A small block of mass m1 = 0.400 kg is released from rest at the top of a curved-shaped frictionless wedge of mass m2 = 3.00 kg, which sits on a frictionless horizontal surface as in Figure P9.60a. When the block leaves the wedge, its velocity is measured to be v1 = 5.00 m/s to the right, as in Figure P9.60b.
Figure P9.60
(a) What is the velocity of the wedge after the block reaches the horizontal surface?
answer should be in m/s to the left
(b) What is the height h of the wedge?
answer should be in m
To solve this problem, we can use the principle of conservation of momentum and conservation of energy.
Let's first consider part (a) to find the velocity of the wedge after the block reaches the horizontal surface.
1. Conservation of momentum:
The initial momentum of the block and the wedge system is zero since they are both at rest initially. When the block leaves the wedge, it has a velocity of 5.00 m/s to the right. To find the velocity of the wedge, we can use the principle of conservation of momentum.
Since momentum is conserved in the absence of external forces, the total momentum before and after the block leaves the wedge should still be zero.
Let's denote the velocity of the wedge as V. The momentum of the block after leaving the wedge is m1 * v1 (mass of the block multiplied by its velocity). The momentum of the wedge after the block leaves is m2 * V (mass of the wedge multiplied by its velocity).
So, we have:
m1 * v1 + m2 * V = 0
Substituting the given values:
0.400 kg * 5.00 m/s + 3.00 kg * V = 0
Now, solve for V (the velocity of the wedge):
2.00 kg m/s + 3.00 kg * V = 0
3.00 kg * V = -2.00 kg m/s
V = -2.00 kg m/s / 3.00 kg
Therefore, the velocity of the wedge after the block reaches the horizontal surface is approximately -0.667 m/s to the left.
Moving on to part (b), let's find the height h of the wedge.
2. Conservation of energy:
When the block slides down the curved-shaped wedge, the potential energy is converted into kinetic energy.
The initial potential energy of the block at the top of the wedge is m1 * g * h (mass of the block multiplied by acceleration due to gravity multiplied by the height).
The final kinetic energy of the block when it leaves the wedge is (1/2) * m1 * v1^2 (one-half multiplied by mass of the block multiplied by the square of its velocity).

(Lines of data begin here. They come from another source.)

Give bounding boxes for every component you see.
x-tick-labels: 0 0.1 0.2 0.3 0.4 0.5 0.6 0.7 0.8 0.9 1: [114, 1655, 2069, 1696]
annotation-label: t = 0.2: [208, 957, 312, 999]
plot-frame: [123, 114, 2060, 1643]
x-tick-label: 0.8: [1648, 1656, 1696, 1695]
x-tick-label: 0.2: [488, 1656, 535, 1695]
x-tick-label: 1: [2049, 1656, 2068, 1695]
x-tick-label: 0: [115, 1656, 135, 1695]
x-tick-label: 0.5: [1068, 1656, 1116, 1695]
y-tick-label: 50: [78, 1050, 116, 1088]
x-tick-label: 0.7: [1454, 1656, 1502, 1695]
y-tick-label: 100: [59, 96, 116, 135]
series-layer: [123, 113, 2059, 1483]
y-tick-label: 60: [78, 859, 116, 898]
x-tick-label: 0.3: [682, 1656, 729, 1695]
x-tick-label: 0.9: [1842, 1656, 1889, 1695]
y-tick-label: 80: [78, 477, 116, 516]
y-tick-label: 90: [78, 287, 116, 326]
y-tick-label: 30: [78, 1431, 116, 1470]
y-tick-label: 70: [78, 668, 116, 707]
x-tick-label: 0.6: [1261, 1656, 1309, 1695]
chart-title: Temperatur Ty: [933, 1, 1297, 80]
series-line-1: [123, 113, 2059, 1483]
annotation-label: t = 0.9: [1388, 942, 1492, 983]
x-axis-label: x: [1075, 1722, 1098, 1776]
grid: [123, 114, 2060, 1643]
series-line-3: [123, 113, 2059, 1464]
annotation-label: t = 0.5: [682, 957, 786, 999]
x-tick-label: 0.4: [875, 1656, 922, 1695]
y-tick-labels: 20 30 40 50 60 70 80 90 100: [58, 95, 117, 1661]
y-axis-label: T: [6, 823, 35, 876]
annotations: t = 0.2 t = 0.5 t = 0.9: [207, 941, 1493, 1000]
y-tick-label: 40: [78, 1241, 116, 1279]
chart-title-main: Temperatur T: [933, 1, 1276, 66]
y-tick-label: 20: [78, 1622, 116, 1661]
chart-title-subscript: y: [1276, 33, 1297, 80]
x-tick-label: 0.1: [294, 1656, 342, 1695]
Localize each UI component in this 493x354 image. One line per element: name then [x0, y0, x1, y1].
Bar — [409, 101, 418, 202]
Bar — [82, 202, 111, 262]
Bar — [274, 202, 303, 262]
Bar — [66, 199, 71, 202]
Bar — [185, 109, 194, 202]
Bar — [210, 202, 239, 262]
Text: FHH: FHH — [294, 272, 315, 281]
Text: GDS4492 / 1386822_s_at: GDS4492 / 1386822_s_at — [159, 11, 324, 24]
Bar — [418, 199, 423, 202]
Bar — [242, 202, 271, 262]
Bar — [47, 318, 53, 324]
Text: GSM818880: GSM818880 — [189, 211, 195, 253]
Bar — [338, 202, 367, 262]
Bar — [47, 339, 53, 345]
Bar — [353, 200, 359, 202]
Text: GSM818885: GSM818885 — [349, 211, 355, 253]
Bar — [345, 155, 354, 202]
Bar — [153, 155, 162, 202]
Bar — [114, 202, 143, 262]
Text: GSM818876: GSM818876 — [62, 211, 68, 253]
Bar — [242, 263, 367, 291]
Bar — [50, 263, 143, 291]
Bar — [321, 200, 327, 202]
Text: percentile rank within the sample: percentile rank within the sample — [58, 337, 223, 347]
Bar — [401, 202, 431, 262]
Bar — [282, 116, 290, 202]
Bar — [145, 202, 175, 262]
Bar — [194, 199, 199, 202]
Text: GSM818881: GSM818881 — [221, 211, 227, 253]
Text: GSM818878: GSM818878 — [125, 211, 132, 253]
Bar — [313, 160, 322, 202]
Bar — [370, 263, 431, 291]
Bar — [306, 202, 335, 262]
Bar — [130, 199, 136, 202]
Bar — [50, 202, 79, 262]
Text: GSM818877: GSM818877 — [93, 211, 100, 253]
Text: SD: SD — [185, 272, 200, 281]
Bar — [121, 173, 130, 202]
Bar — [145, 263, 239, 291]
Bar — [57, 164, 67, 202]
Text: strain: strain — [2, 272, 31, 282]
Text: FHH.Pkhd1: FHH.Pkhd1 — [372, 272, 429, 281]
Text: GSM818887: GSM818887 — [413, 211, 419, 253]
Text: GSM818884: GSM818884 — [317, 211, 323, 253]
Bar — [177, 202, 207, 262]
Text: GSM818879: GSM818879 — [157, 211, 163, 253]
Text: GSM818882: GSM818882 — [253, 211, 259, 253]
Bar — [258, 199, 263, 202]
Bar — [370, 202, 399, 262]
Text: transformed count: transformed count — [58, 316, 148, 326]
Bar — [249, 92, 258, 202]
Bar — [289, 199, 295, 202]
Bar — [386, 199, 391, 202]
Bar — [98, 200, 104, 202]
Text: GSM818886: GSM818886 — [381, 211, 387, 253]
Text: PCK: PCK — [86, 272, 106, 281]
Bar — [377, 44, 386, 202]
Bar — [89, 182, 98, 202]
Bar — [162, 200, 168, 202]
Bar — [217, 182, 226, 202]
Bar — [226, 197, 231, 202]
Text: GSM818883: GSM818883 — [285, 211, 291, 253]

Since there is no friction or other energy loss, the total initial potential energy should be equal to the final kinetic energy. Mathematically, we have:
m1 * g * h = (1/2) * m1 * v1^2
Substituting the given values:
0.400 kg * 9.81 m/s^2 * h = (1/2) * 0.400 kg * (5.00 m/s)^2
Simplifying:
3.924 h = 5.00^2 / 2
3.924 h = 6.250
h = 6.250 / 3.924
Therefore, the height h of the wedge is approximately 1.59 meters.
To solve the problem, we can use the principle of conservation of linear momentum. In this case, the total momentum before and after the block leaves the wedge should be equal.
Let's break down the solution step-by-step:
Step 1: Find the initial momentum before the block leaves the wedge.
The initial momentum of the system is given by the product of the mass of the block and its initial velocity:
Initial momentum = m1 * 0 = 0 kg*m/s
Step 2: Find the final momentum after the block leaves the wedge.
The final momentum of the system is given by the product of the mass of the block and its final velocity:
Final momentum = m1 * v1
Step 3: Find the velocity of the wedge after the block reaches the horizontal surface.
According to the conservation of linear momentum, the total initial momentum should be equal to the total final momentum.
0 = m1 * v1 + m2 * v2
Rearranging the equation, we can solve for v2:
v2 = -(m1 * v1) / m2
Step 4: Calculate the velocity of the wedge.
Substitute the given values into the equation:
v2 = -(0.4 kg * 5 m/s) / 3 kg
v2 = -0.6667 m/s
Therefore, the velocity of the wedge after the block reaches the horizontal surface is 0.6667 m/s to the left.
Step 5: Find the height h of the wedge.
We can use the principle of conservation of mechanical energy to find the height of the wedge.
The initial potential energy of the block at the top of the wedge is given by: m1 * g * h, where g is the acceleration due to gravity (9.8 m/s^2).
The final potential energy of the block on the horizontal surface is zero.
Since there is no external work done on the system, the initial potential energy is equal to the final kinetic energy of the system:
m1 * g * h = (1/2) * m1 * v1^2 + (1/2) * m2 * v2^2
Simplify the equation and solve for h:
h = (1/2) * [(v1^2 * m1 + v2^2 * m2) / g]
Substitute the given values into the equation:
h = (1/2) * [(5^2 * 0.4 kg + (-0.6667)^2 * 3 kg) / 9.8 m/s^2]
h ≈ 0.127 m
Therefore, the height h of the wedge is approximately 0.127 m.